Kremlin says purported dossier on Trump is just ‘pulp fiction’
Russia scoffed Wednesday at unverified allegations that it had assembled compromising personal material on Donald Trump, deriding an uncorroborated dossier about the U.S. president-elect’s conduct as “pulp fiction” meant to degrade relations between Washington and Moscow.
Trump himself forcefully denounced the emergence of the explosive but unsubstantiated material, which was reportedly presented to both him and President Obama last week as an unvetted addendum to intelligence reports on Russia’s alleged role in seeking to alter the course of the 2016 U.S. election.
“It’s all fake news, it’s phony stuff, it didn’t happen,” Trump told reporters in New York.
Hours before the president-elect spoke at Trump Tower, Russian President Vladimir Putin’s spokesman, Dmitri Peskov, denied any compilation of “kompromat,” or compromising materials, regarding Trump — or for that matter, anyone.
“The Kremlin does not collect compromising materials,” he told journalists in a conference call.
Russia has a long and rich tradition, dating back to the Cold War era and earlier, of using surreptitiously collected or fabricated materials to blackmail or discredit political or diplomatic targets, according to historians and analysts.
Peskov said nothing of the kind had happened in connection with Trump.
“This information isn’t consistent with reality, and is nothing but a total fantasy,” Peskov said. “The Kremlin does not have ‘kompromat’ on Trump …. It’s called ‘pulp fiction’ in English — you have to react to it with a bit of humor, although there is a sad side.”
The 35-page dossier on Trump, first published by the news website BuzzFeed and referred to but not published in full by many other news organizations, was reportedly compiled by a former British intelligence officer at the behest of political operatives.
Unverified by U.S. intelligence, the dossier includes a description of lurid videos allegedly secretly shot by Russian intelligence agents at a Moscow hotel where Trump stayed during a visit to Russia in 2013 while presiding over a beauty pageant.
Peskov’s denial of the practice of assembling “kompromat” drew immediate pushback from Russian government critics.
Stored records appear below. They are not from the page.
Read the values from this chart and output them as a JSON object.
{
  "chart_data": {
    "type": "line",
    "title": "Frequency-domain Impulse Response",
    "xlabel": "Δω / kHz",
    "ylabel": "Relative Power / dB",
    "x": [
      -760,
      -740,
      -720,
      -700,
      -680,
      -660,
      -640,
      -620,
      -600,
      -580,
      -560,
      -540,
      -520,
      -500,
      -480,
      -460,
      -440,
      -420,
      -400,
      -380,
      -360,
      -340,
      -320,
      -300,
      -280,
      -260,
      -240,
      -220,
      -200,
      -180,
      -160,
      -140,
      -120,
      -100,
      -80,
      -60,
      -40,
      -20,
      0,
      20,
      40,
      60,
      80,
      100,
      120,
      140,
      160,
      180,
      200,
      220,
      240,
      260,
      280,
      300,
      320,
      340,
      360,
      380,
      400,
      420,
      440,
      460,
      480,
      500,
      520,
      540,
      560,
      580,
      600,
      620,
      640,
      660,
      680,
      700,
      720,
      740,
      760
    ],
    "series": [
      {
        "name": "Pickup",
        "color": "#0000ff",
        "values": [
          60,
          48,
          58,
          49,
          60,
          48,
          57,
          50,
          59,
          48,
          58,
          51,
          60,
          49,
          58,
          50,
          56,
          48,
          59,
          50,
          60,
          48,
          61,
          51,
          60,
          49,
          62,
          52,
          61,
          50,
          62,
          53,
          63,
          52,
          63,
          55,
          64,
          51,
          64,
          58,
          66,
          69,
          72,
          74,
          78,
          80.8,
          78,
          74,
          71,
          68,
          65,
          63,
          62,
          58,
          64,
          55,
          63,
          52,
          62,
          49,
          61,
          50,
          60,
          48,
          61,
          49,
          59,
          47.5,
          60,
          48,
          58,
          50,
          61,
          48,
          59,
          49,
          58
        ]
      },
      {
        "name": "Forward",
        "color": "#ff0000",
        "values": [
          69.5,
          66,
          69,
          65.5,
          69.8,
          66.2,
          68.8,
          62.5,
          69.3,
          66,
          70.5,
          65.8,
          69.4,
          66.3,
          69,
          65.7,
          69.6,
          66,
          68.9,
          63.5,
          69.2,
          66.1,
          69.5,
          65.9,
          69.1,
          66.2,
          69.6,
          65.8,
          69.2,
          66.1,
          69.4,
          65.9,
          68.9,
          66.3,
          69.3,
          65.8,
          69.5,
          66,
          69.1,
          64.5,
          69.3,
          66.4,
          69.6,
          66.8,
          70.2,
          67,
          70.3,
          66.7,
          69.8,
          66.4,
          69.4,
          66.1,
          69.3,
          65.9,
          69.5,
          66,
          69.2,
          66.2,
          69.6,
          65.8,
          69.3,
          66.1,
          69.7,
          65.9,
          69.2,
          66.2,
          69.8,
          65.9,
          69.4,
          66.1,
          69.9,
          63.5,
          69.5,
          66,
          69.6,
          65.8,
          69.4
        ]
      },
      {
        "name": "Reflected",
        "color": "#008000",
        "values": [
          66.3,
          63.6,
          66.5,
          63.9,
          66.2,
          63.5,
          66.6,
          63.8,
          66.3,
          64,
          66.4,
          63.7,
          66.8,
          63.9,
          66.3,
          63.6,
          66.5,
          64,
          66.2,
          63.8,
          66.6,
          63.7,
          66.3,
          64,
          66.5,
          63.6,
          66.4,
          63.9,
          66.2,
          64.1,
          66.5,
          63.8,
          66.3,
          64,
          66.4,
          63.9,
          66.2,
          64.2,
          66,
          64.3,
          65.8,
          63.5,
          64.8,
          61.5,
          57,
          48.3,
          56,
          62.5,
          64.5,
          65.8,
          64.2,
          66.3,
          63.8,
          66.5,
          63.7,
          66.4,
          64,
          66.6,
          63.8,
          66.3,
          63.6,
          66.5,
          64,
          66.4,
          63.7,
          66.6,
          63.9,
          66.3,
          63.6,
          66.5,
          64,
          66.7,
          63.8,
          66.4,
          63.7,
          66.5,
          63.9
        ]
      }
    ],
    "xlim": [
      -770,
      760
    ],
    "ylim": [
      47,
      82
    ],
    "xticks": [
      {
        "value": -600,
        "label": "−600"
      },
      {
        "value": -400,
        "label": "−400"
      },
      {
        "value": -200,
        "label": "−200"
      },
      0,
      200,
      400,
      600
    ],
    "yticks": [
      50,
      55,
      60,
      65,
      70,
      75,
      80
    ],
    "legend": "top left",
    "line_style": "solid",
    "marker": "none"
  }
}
Gennady Gudkov, a former KGB officer turned opposition party leader, cited the tactic as being in common use.
Gudkov, who was evicted from Russia’s lower house of parliament, or Duma, for his criticism of the Kremlin, said there was a “flood of ‘kompromat’” on opposition figures.
“Of course they are collecting all the [compromising] materials they can,” he said in an interview. “They collect everything on everyone, including friends, because tomorrow they could turn into foes.”
Trump’s friendly characterizations of Putin — together with criticism of the NATO alliance and questioning whether Russia’s annexation of Crimea should be allowed to stand — began raising eyebrows over the summer, after he had won the Republican nomination.
Allegations of Russian involvement in the U.S. campaign sharpened in October, when the Obama administration accused the Kremlin of being responsible for hacking that targeted the Democratic National Committee.
After the election, U.S. intelligence agencies declared their consensus that cyberattacks had been deliberately intended by the Russian government to harm Trump’s opponent, Hillary Clinton, and aid him. Trump initially derided those conclusions and appeared to support Wikileaks founder Julian Assange in his claim that the source of leaked documents had not been the Russian government.
Earlier this week, Peskov had again deemed the American intelligence conclusions a “witch hunt.”
Times staff writer Laura King in Washington contributed to this report.